Highlighting the delay in implementing the previously announced programs, Reddy said that due to the complexities of coordinating between various central government and state departments, they could not materialize.

While informing about the main characteristics of the PLI scheme application and the scheme selection criteria, he also explained the entirely new project, which is “a project in which a minimum threshold investment is proposed by the applicant in the under this regime in a new production facility, or in a new factory on the premises of an existing facility. Whereas, if the applicant is an existing manufacturer, he can use auxiliary installations namely; ETP, quality control laboratory, storage area and use for the manufacture of the eligible product.
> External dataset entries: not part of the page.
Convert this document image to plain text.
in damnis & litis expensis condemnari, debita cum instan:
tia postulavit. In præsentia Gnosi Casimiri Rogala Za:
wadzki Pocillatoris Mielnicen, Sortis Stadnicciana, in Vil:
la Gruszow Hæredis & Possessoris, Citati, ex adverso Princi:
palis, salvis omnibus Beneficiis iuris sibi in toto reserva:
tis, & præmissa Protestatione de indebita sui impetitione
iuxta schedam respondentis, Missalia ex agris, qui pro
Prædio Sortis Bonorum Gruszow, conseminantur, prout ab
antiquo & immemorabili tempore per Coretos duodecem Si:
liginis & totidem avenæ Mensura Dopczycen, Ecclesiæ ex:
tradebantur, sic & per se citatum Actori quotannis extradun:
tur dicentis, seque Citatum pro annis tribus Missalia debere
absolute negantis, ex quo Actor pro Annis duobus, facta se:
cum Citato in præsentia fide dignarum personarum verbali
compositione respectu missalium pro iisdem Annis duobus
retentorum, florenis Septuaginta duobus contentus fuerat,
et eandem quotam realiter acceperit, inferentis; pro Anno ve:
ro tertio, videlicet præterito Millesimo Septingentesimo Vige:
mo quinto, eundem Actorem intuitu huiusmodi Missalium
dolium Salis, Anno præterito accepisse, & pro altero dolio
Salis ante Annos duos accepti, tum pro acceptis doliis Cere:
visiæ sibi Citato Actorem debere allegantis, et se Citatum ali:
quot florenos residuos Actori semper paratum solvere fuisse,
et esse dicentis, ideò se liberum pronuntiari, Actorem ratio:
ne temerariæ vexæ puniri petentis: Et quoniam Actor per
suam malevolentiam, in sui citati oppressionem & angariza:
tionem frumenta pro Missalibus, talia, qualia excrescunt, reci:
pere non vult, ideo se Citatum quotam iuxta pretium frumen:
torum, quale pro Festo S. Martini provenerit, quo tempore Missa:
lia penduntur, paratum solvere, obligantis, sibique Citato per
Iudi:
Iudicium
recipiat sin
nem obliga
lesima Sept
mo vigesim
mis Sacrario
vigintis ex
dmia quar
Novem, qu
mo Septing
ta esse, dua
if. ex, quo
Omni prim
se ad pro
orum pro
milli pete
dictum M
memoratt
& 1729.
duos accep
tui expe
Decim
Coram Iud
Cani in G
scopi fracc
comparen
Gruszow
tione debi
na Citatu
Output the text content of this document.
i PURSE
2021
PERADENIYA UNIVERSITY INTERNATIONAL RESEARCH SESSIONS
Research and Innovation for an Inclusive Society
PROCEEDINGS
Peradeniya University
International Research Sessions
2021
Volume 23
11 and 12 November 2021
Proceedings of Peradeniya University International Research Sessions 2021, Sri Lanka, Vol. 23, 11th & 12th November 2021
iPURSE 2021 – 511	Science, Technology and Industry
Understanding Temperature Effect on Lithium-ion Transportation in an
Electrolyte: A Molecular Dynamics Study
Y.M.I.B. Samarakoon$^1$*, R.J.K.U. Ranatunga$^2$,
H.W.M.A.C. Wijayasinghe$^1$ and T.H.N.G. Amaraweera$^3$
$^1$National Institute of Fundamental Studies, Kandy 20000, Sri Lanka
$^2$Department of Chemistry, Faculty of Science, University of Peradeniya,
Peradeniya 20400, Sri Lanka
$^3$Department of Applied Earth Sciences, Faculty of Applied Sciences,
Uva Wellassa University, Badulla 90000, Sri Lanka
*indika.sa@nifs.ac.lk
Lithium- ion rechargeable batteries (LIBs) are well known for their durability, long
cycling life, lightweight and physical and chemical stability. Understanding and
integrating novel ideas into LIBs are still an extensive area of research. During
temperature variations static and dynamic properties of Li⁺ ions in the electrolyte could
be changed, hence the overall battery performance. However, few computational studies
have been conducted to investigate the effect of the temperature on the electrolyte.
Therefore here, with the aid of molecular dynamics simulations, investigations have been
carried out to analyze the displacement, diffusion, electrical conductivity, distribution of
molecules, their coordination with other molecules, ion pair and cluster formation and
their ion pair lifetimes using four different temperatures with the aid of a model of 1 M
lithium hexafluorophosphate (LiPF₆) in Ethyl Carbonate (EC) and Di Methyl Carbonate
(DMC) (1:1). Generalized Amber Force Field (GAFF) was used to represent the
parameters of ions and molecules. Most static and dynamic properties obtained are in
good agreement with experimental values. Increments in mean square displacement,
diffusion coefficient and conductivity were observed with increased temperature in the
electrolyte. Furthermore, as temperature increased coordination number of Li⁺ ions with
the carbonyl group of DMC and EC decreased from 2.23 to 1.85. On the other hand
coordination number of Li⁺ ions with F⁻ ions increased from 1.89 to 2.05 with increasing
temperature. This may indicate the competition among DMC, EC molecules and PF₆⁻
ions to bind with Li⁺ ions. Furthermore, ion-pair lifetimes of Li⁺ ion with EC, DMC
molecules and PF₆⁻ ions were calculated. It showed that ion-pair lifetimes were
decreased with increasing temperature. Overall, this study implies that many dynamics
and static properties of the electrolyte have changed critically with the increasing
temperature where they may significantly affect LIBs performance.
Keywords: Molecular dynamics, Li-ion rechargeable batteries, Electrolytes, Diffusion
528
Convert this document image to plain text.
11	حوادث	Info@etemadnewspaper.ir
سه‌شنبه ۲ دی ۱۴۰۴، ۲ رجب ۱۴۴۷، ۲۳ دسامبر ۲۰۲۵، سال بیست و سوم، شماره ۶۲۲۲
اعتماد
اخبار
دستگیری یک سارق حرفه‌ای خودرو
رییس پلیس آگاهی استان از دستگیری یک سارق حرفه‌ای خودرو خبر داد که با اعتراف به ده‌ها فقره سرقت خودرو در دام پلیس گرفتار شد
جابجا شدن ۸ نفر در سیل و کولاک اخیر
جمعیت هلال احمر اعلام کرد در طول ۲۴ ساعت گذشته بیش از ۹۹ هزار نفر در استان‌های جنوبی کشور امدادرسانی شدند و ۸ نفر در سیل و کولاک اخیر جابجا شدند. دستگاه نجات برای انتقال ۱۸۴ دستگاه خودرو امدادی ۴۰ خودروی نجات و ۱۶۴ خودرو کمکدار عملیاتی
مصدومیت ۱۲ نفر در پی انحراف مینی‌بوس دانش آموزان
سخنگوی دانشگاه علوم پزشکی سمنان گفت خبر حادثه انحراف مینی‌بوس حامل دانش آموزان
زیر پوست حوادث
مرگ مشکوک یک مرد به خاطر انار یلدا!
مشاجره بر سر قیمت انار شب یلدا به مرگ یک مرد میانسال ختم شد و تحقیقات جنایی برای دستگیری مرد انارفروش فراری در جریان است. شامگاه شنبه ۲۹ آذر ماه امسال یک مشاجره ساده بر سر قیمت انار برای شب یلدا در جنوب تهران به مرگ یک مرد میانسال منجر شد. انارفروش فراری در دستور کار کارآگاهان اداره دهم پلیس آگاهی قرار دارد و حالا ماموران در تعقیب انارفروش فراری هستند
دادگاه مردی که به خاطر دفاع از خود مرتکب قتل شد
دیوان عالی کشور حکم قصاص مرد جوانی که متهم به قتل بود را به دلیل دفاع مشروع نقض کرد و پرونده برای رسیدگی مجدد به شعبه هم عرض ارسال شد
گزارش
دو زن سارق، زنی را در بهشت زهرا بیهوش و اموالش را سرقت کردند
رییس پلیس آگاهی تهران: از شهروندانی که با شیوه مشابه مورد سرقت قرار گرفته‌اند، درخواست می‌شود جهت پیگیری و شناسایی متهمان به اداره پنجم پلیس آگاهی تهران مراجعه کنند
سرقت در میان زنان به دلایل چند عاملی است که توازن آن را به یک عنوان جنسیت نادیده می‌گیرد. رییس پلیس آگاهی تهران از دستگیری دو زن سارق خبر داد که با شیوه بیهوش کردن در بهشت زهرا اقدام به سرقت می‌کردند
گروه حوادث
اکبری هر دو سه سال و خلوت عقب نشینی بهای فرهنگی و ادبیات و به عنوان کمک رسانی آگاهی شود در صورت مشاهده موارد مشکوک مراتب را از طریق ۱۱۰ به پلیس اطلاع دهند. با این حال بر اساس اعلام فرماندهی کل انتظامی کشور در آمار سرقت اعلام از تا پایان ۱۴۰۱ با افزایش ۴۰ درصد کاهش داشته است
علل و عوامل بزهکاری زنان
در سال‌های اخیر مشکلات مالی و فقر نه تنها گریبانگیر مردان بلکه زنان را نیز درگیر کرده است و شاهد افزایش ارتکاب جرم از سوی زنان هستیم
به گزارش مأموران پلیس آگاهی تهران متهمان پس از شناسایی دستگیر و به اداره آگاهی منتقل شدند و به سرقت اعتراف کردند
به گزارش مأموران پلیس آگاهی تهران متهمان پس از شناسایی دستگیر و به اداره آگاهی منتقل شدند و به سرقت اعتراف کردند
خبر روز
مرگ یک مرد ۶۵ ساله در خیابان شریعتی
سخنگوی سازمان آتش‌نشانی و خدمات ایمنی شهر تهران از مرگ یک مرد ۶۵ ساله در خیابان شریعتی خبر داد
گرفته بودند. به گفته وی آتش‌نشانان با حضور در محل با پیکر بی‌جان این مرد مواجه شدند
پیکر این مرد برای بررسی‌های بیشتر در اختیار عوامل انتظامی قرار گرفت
However, the investment already made in the ancillary facilities is not eligible for the purposes of the threshold investment.

Emphasizing the goal of bulk drug parks, he mentioned that the main goal is to lower the price of the formulation by at least 20 percent. And this will be possible when the state government puts in place common infrastructure such as common logistics (C&F, insurance, transport, etc.), an advanced laboratory test center including a microbiology laboratory and stability chambers. , an emergency response center, a common solvent storage system, solvent recovery, safety / hazard operations audit center, a center of excellence, mainly a regulatory awareness center, an incubator for technology companies, IPR management services, process / technology development lab, industry-university focal point and training center.

He also informed that of the three upcoming bulk drug parks, there will be a minimum of 450 units as each park will have at least 150 units.

Considering the warehouse which is an integral part of the pharmaceutical supply chain, government authorities plan to dedicate 500 acres of land in each bulk drug park to a common warehouse, which will be equipped with a cold store and d other modern technologies. related to the supply chain.